Emerging markets private equity firm Bamboo Finance and Louis Dreyfus Group, one of the world’s largest agricultural commodity traders, have teamed to launch a $50 million fund (£33 million; €46 million) to invest in agribusiness in sub-Saharan Africa.

Nisaba, which has been seeded with $10 million from Louis Dreyfus Holdings and will invest for impact as well as profit, will back small- and medium-sized agribusinesses across the value chain in sub-Saharan Africa, the firm said in a statement. A spokeswoman told Agri Investor the fund will seek to bring in strategic corporate investors and development institutions to raise the balance of $40 million.

“Global agricultural production is not keeping pace with population growth. We believe that through appropriate financing tools like impact investing, the private sector must take an active role in addressing such challenges,” said Margarita Louis-Dreyfus, chairwoman of Louis Dreyfus Holdings.

The new fund says it will focus on SMEs that combine social, environmental and financial returns by improving efficiency through access to data, finance and risk mitigation, training, technology and innovation.

It also wants to strengthen market access for farmers by linking producers to end-consumers and build local capacity through post-harvest handling and storage. “We are prioritising Ethiopia, Ghana, Ivory Coast, Kenya, Mozambique, Senegal, Tanzania, Uganda and Zambia,” the spokeswoman said.

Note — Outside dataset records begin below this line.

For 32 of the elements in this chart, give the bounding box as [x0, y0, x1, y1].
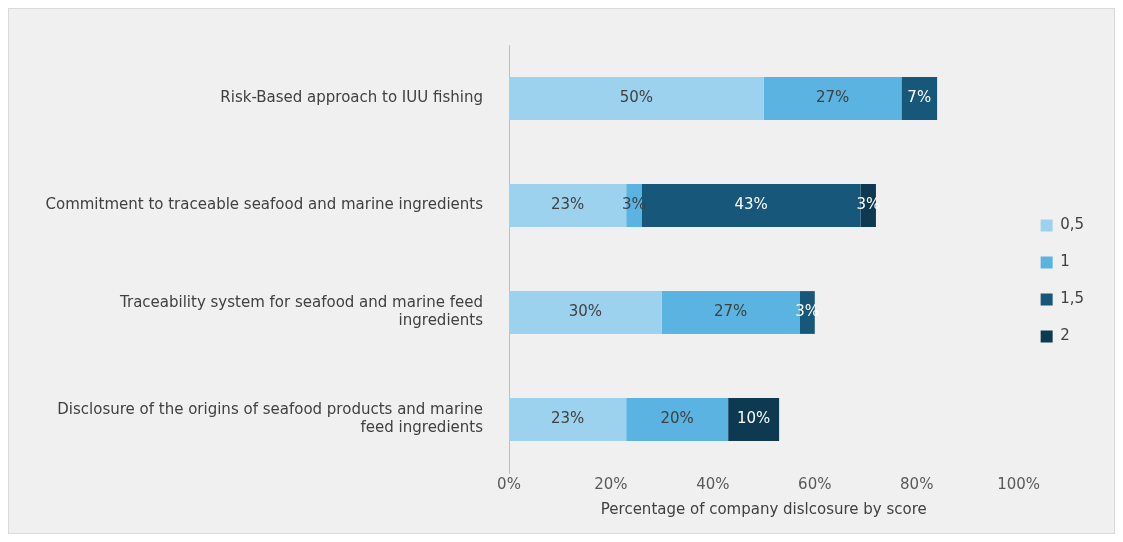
bar: [763, 77, 902, 120]
bar: [509, 291, 662, 334]
data-label: 20%: [660, 409, 694, 428]
bar: [509, 398, 627, 441]
data-label: 50%: [619, 88, 654, 107]
y-tick-label: Disclosure of the origins of seafood products and marine feed ingredients: [57, 400, 484, 437]
x-tick-label: 100%: [997, 474, 1041, 493]
y-tick-label: Risk-Based approach to IUU fishing: [220, 88, 483, 107]
bar: [901, 77, 938, 120]
x-tick-label: 0%: [497, 474, 521, 493]
y-tick-label: Traceability system for seafood and marine feed ingredients: [119, 293, 484, 330]
y-tick-label: Commitment to traceable seafood and marine ingredients: [45, 195, 484, 214]
legend-label: 0,5: [1060, 215, 1084, 234]
legend-label: 1,5: [1060, 289, 1084, 308]
data-label: 27%: [714, 302, 748, 321]
data-label: 10%: [736, 409, 771, 428]
bar: [509, 77, 764, 120]
data-label: 43%: [734, 195, 768, 214]
bar: [728, 398, 780, 441]
data-label: 30%: [568, 302, 603, 321]
data-label: 23%: [550, 195, 585, 214]
x-tick-label: 60%: [798, 474, 832, 493]
legend-label: 1: [1060, 252, 1070, 271]
x-axis-title: Percentage of company dislcosure by score: [600, 499, 927, 518]
legend-label: 2: [1060, 326, 1070, 345]
data-label: 23%: [550, 409, 585, 428]
x-tick-label: 20%: [594, 474, 628, 493]
x-tick-label: 80%: [900, 474, 934, 493]
data-label: 27%: [815, 88, 850, 107]
data-label: 7%: [907, 88, 932, 107]
bar: [626, 398, 729, 441]
x-tick-label: 40%: [696, 474, 730, 493]
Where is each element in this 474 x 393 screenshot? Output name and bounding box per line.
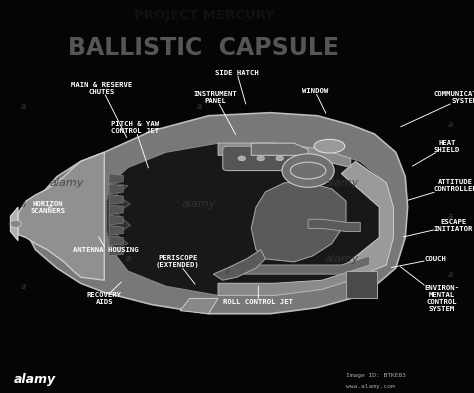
Polygon shape [109, 246, 123, 256]
Polygon shape [213, 250, 265, 280]
Text: a: a [21, 102, 26, 111]
Text: alamy: alamy [182, 199, 216, 209]
Circle shape [257, 156, 264, 161]
Text: ANTENNA HOUSING: ANTENNA HOUSING [73, 237, 139, 253]
Text: COUCH: COUCH [392, 256, 446, 268]
FancyBboxPatch shape [223, 146, 299, 171]
Polygon shape [251, 183, 346, 262]
Text: alamy: alamy [14, 373, 56, 386]
Polygon shape [18, 152, 104, 280]
Polygon shape [218, 143, 351, 167]
Text: a: a [21, 282, 26, 291]
Polygon shape [180, 299, 218, 314]
Text: ESCAPE
INITIATOR: ESCAPE INITIATOR [403, 219, 473, 237]
Text: HORIZON
SCANNERS: HORIZON SCANNERS [31, 200, 66, 214]
Polygon shape [109, 215, 123, 225]
Polygon shape [109, 205, 123, 215]
Polygon shape [107, 183, 130, 250]
Text: a: a [448, 212, 453, 221]
Polygon shape [10, 207, 18, 241]
Text: WINDOW: WINDOW [302, 88, 328, 113]
Text: www.alamy.com: www.alamy.com [346, 384, 395, 389]
Text: a: a [21, 200, 26, 209]
Bar [370, 0, 474, 61]
Circle shape [10, 220, 21, 228]
Polygon shape [109, 226, 123, 235]
Text: HEAT
SHIELD: HEAT SHIELD [412, 140, 460, 166]
Circle shape [238, 156, 246, 161]
Polygon shape [26, 113, 408, 314]
Text: PITCH & YAW
CONTROL JET: PITCH & YAW CONTROL JET [111, 121, 159, 168]
Text: a: a [448, 120, 453, 129]
Text: alamy: alamy [49, 178, 83, 188]
Circle shape [276, 156, 283, 161]
Text: PERISCOPE
(EXTENDED): PERISCOPE (EXTENDED) [156, 255, 200, 284]
Text: a: a [448, 270, 453, 279]
Circle shape [282, 154, 334, 187]
Text: BALLISTIC  CAPSULE: BALLISTIC CAPSULE [68, 35, 339, 59]
Text: alamy: alamy [324, 178, 358, 188]
Text: PROJECT MERCURY: PROJECT MERCURY [134, 9, 274, 22]
Polygon shape [341, 162, 393, 277]
Polygon shape [109, 195, 123, 204]
Text: a: a [126, 254, 130, 263]
Text: Image ID: BTKE83: Image ID: BTKE83 [346, 373, 406, 378]
Text: MAIN & RESERVE
CHUTES: MAIN & RESERVE CHUTES [71, 82, 133, 138]
Polygon shape [109, 174, 123, 184]
Text: alamy: alamy [324, 254, 358, 264]
Polygon shape [251, 143, 308, 155]
Text: a: a [225, 266, 230, 275]
Text: a: a [197, 102, 201, 111]
Polygon shape [218, 271, 351, 296]
Text: ENVIRON-
MENTAL
CONTROL
SYSTEM: ENVIRON- MENTAL CONTROL SYSTEM [401, 267, 459, 312]
Polygon shape [109, 184, 123, 194]
Text: COMMUNICATIONS
SYSTEM: COMMUNICATIONS SYSTEM [401, 91, 474, 127]
Text: INSTRUMENT
PANEL: INSTRUMENT PANEL [194, 91, 237, 135]
Text: ATTITUDE
CONTROLLER: ATTITUDE CONTROLLER [408, 179, 474, 200]
Text: SIDE HATCH: SIDE HATCH [215, 70, 259, 104]
Ellipse shape [314, 140, 345, 153]
Text: ROLL CONTROL JET: ROLL CONTROL JET [223, 286, 293, 305]
Polygon shape [107, 143, 393, 296]
Polygon shape [308, 219, 360, 231]
Polygon shape [237, 256, 370, 274]
Bar [346, 271, 377, 299]
Polygon shape [109, 236, 123, 246]
Text: RECOVERY
AIDS: RECOVERY AIDS [87, 282, 122, 305]
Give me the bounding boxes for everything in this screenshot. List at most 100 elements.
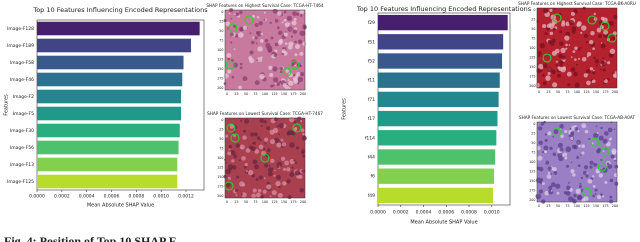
tissue-cell xyxy=(252,141,257,145)
tissue-cell xyxy=(552,27,556,31)
tissue-cell xyxy=(555,60,558,63)
tissue-cell xyxy=(542,81,547,86)
tissue-cell xyxy=(252,36,255,39)
bar xyxy=(37,55,184,70)
tissue-cell xyxy=(249,32,252,35)
tissue-cell xyxy=(555,64,559,67)
tissue-cell xyxy=(577,164,581,168)
tissue-cell xyxy=(285,31,287,33)
image-y-tick: 100 xyxy=(217,156,223,160)
tissue-cell xyxy=(611,150,617,155)
tissue-cell xyxy=(593,56,597,60)
chart-title: Top 10 Features Influencing Encoded Repr… xyxy=(32,6,208,14)
tissue-cell xyxy=(576,156,580,160)
image-y-tick: 50 xyxy=(219,29,223,33)
tissue-cell xyxy=(282,83,287,88)
tissue-cell xyxy=(542,73,545,77)
y-tick-label: Image-F5 xyxy=(13,111,34,117)
tissue-cell xyxy=(243,165,247,169)
tissue-cell xyxy=(265,42,271,48)
tissue-cell xyxy=(269,138,276,145)
tissue-cell xyxy=(281,156,286,161)
tissue-cell xyxy=(596,149,601,154)
tissue-cell xyxy=(536,146,541,151)
tissue-cell xyxy=(583,165,589,170)
tissue-cell xyxy=(559,124,564,129)
image-title: SHAP Features on Lowest Survival Case: T… xyxy=(207,111,323,116)
tissue-cell xyxy=(570,56,573,58)
bar xyxy=(37,174,178,189)
tissue-cell xyxy=(580,176,584,180)
tissue-cell xyxy=(286,167,291,172)
tissue-cell xyxy=(565,47,568,50)
tissue-cell xyxy=(242,135,247,140)
tissue-cell xyxy=(570,136,574,140)
tissue-cell xyxy=(279,39,284,44)
tissue-cell xyxy=(580,25,587,31)
tissue-cell xyxy=(578,184,582,188)
tissue-cell xyxy=(243,25,248,30)
tissue-cell xyxy=(592,69,595,72)
tissue-cell xyxy=(612,36,617,41)
shap-marker xyxy=(552,127,562,137)
image-x-tick: 0 xyxy=(538,204,540,208)
tissue-cell xyxy=(615,75,617,77)
tissue-cell xyxy=(264,38,269,43)
tissue-cell xyxy=(600,42,603,44)
tissue-cell xyxy=(565,191,571,196)
tissue-cell xyxy=(242,76,248,82)
shap-marker xyxy=(228,23,238,33)
tissue-cell xyxy=(549,31,554,36)
tissue-cell xyxy=(606,77,610,81)
image-y-tick: 125 xyxy=(217,58,223,62)
y-tick-label: f51 xyxy=(368,39,375,45)
tissue-cell xyxy=(302,154,306,158)
tissue-cell xyxy=(570,131,575,135)
tissue-cell xyxy=(589,67,594,71)
tissue-cell xyxy=(573,8,578,13)
tissue-cell xyxy=(269,21,272,25)
image-x-tick: 125 xyxy=(271,92,277,96)
tissue-cell xyxy=(238,85,242,90)
tissue-cell xyxy=(543,145,549,151)
tissue-cell xyxy=(609,137,612,141)
image-y-tick: 75 xyxy=(531,151,535,155)
tissue-cell xyxy=(538,189,544,194)
tissue-cell xyxy=(276,26,280,30)
tissue-cell xyxy=(267,171,273,177)
tissue-cell xyxy=(555,183,561,189)
tissue-cell xyxy=(576,139,581,145)
image-x-tick: 125 xyxy=(271,200,277,204)
tissue-cell xyxy=(593,132,599,139)
tissue-cell xyxy=(287,44,293,50)
tissue-cell xyxy=(535,193,542,200)
tissue-cell xyxy=(566,164,570,168)
tissue-cell xyxy=(292,76,299,82)
tissue-cell xyxy=(231,159,235,163)
tissue-cell xyxy=(286,179,291,184)
tissue-cell xyxy=(226,53,232,58)
tissue-cell xyxy=(537,51,542,56)
image-x-tick: 0 xyxy=(226,92,228,96)
image-x-tick: 175 xyxy=(290,200,296,204)
y-tick-label: f6 xyxy=(371,174,376,180)
shap-marker xyxy=(587,15,597,25)
tissue-cell xyxy=(230,41,233,44)
tissue-cell xyxy=(233,24,237,28)
tissue-cell xyxy=(288,117,295,123)
tissue-cell xyxy=(287,195,292,200)
tissue-cell xyxy=(591,79,596,84)
tissue-cell xyxy=(282,167,286,171)
tissue-cell xyxy=(595,64,598,67)
tissue-cell xyxy=(301,151,305,155)
tissue-cell xyxy=(262,189,267,194)
x-tick-label: 0.0008 xyxy=(461,210,477,216)
image-x-tick: 50 xyxy=(556,204,560,208)
tissue-cell xyxy=(613,14,618,20)
tissue-cell xyxy=(602,150,605,153)
tissue-cell xyxy=(559,147,564,152)
tissue-cell xyxy=(547,39,552,44)
tissue-cell xyxy=(575,188,581,194)
tissue-cell xyxy=(608,20,614,26)
bar xyxy=(378,130,497,146)
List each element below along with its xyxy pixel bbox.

Nisaba is aiming to hire an investment manager and investment analyst for its Nairobi office.

Pointing to the opportunity in sub-Saharan Africa, the fund says food markets in the region are expected to increase four-fold to 2030 to reach $1 trillion.

The agri growth story in sub-Saharan Africa has been touted by a wide range of investors in recent months, from impact investors to venture firms and those focused on large-scale buyout deals.

In February the MasterCard Foundation launched a $50 million fund to invest in  agribusinesses and agribusiness finance providers to support the development of the agriculture sector. In April Abraaj raised almost $1 billion for mid-market buyouts in the region, a close which followed another $1 billion fundraise by pan-African player Helios Investment Partners. And at the other end of the scale, AgDevCo, the impact investor backed by the UK’s Department for International Development, earlier this month invested $375,000 in a Ghanaian guinea fowl business.

Bamboo Finance is a Luxembourg-based fund with $250 million under management across two funds, with investments in 46 emerging market-based companies.